According to Vile, grid computing has a unique meaning for financial services companies due to their need to provision large-scale distributed environments to manage calculations within strict service levels. He explained that for grids in this industry, the vision of it as a ubiquitous, shared compute resource isn’t on the top of the financial services agenda—rather the key lies in the ability to share internally.
Given the focus on scalability, management and operating system diversity when it comes to grid value in financial services, one could propose that these are similar points of interest for enterprise users in any industry considering cloud computing. It can be difficult to draw the line between what is more valuable for financial services companies on the grid-cloud line, which Vile notes is a frequent matter of debate. In his view, the lines between grids and clouds are blending in the research community whereas in the industry they are still highly distinct, especially since the main goal for grids in the financial services industry is to manage the completion of required work in a certain allotted period of time.

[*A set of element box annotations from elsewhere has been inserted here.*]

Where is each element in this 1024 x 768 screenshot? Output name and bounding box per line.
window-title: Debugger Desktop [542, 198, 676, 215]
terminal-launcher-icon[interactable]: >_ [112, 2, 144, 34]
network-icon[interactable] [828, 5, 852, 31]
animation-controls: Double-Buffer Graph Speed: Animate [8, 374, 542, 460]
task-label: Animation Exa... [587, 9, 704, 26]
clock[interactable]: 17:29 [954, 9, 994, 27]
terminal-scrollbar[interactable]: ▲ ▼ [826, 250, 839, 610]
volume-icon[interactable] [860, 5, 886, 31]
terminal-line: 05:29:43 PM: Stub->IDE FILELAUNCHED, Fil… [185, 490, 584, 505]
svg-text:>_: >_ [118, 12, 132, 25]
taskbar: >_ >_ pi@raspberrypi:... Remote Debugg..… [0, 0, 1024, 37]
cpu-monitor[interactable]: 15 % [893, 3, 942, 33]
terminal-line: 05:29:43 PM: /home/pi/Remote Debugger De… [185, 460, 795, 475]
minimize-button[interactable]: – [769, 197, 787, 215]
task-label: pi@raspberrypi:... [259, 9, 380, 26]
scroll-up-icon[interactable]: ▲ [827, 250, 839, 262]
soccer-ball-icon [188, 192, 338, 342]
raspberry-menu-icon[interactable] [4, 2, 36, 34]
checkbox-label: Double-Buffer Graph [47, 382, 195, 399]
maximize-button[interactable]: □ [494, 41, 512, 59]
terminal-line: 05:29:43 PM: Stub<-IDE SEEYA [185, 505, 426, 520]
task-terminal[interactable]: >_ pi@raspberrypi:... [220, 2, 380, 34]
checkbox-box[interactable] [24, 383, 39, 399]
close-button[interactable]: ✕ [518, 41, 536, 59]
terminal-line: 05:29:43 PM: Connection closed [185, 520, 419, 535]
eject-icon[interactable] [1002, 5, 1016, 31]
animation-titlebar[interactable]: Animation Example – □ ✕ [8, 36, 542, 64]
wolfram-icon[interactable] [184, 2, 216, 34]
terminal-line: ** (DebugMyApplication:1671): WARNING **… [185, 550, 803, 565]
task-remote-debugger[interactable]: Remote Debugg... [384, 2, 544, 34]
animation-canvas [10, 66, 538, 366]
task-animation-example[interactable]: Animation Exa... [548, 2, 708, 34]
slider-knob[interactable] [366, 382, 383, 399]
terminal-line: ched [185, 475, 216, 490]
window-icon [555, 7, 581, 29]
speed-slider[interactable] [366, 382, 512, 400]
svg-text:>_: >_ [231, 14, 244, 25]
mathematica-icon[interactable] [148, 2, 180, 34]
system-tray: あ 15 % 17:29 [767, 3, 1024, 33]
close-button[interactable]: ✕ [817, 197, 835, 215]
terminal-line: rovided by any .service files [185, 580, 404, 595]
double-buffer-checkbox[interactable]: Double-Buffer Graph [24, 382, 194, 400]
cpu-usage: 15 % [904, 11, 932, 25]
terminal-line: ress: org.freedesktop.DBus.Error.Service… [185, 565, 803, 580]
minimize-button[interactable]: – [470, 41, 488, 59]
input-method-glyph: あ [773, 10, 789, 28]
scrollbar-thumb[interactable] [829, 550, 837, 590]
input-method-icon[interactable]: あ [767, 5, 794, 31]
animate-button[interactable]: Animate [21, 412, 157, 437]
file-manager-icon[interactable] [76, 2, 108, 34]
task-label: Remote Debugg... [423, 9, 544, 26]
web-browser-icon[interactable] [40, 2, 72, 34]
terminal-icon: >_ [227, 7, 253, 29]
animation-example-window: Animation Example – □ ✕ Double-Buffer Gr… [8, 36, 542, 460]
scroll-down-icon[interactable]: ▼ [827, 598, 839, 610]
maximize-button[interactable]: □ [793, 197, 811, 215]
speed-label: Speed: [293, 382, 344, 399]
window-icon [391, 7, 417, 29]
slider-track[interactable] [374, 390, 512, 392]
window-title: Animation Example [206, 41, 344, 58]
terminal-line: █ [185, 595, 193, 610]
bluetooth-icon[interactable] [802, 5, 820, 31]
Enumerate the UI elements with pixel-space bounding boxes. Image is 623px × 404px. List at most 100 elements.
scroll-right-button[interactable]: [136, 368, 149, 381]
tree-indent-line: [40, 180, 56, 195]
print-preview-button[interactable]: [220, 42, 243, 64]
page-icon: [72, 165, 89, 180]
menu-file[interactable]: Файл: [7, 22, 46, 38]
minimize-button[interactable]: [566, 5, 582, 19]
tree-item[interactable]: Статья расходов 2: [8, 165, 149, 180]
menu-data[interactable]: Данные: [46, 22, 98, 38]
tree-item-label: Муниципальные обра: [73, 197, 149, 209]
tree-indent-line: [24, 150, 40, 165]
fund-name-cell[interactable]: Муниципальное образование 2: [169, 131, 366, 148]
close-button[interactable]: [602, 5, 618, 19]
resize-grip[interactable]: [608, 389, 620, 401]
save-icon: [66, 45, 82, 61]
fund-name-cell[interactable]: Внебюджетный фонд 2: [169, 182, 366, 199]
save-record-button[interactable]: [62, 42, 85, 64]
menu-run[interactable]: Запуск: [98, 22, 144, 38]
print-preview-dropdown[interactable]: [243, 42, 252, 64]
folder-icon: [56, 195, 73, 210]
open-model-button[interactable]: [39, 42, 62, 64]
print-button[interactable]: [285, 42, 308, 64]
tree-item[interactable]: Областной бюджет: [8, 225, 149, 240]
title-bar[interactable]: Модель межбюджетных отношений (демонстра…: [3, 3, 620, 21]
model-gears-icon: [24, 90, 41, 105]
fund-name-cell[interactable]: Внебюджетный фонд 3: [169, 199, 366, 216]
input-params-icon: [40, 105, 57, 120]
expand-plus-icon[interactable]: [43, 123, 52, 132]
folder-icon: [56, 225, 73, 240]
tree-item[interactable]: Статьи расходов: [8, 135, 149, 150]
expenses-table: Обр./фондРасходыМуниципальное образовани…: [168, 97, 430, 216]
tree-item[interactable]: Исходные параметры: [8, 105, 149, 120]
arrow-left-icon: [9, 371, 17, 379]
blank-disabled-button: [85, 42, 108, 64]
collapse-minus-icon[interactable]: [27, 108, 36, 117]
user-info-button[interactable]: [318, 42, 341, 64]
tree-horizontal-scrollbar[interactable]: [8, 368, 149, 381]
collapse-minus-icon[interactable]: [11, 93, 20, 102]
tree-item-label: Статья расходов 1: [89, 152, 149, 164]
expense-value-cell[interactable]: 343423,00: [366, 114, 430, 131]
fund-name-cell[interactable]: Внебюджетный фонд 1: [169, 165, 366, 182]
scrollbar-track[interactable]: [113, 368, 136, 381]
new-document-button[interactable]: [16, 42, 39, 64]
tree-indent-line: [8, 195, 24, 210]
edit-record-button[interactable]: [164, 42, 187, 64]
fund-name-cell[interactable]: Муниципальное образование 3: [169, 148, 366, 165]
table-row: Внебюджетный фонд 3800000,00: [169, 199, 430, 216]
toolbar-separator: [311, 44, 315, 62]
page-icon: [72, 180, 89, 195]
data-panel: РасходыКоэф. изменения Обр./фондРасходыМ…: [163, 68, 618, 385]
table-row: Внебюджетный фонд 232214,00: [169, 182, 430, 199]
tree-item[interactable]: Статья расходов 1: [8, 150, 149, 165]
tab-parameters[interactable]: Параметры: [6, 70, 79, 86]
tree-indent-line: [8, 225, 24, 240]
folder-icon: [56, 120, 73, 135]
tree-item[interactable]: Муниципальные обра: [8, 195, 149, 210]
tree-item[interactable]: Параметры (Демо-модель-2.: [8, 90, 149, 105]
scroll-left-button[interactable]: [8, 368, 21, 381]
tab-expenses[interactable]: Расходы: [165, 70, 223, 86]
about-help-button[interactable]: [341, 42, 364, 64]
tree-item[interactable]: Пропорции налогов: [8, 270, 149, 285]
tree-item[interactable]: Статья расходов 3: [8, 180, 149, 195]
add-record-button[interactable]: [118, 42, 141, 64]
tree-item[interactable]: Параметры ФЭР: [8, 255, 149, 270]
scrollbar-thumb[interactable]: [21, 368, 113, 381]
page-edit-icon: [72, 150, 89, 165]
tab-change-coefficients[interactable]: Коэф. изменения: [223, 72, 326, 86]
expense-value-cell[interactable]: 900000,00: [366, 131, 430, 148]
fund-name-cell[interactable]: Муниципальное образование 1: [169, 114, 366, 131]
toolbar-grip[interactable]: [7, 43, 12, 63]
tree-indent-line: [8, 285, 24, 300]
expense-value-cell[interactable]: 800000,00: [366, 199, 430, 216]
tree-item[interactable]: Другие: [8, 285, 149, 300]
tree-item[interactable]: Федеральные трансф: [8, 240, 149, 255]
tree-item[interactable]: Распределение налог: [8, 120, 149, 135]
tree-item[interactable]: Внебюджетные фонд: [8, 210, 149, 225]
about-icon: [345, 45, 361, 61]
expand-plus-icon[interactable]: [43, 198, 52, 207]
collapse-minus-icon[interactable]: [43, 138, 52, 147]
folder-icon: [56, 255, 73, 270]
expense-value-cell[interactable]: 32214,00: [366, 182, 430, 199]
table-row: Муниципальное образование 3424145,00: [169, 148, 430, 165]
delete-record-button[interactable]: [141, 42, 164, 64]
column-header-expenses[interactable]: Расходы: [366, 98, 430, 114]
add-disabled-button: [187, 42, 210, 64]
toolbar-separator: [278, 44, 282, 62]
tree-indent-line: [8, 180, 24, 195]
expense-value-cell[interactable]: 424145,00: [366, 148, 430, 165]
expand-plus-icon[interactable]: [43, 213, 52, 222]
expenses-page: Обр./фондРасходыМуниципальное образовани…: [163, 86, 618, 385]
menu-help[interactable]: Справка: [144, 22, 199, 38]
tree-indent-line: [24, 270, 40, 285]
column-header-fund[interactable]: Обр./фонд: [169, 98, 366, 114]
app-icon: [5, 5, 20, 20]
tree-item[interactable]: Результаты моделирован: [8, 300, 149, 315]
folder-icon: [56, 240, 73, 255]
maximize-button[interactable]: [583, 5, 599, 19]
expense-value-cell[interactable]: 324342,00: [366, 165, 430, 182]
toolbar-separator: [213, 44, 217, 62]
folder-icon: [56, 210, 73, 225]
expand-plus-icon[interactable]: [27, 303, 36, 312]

He further explained this division, noting that “typically grid uses a set of allocated machines and cores, certainly in production environments, to guarantee service levels. Cloud is seen as a mechanism for providing resources on a more flexible basis–internal or external (notwithstanding the challenges of security, latency and service levels) and is more pervasive than the provision of compute.” He says due to these differences, he has seen banks interested in using cloud to drive up utilization in their server estates through the matching of workloads use patterns outside of compute oriented workloads, and that they do see interest in using cloud externally as a “burst” capacity.
He says that beyond this, financial services companies can look at different ways to manage their current computing resources and maximize what they do have.
“Point solutions are inefficient uses of expensive commodity technology and costs are, as ever, under scrutiny in the financial services industry. A number of our customers and clients have grown their grids from a technology that creates new business into a service necessary to do business; some are just starting out on the grid journey. We felt than now was a good time to look at the industry and the use of grid and help people understand that as the technology matures the challenges change, and to position themselves in terms of a routemap for grid assimilation.”
Vile points out that the grids are, of course, not a new concept but its organic growth has pushed many organizations to consider more thoroughly how they can be used and managed.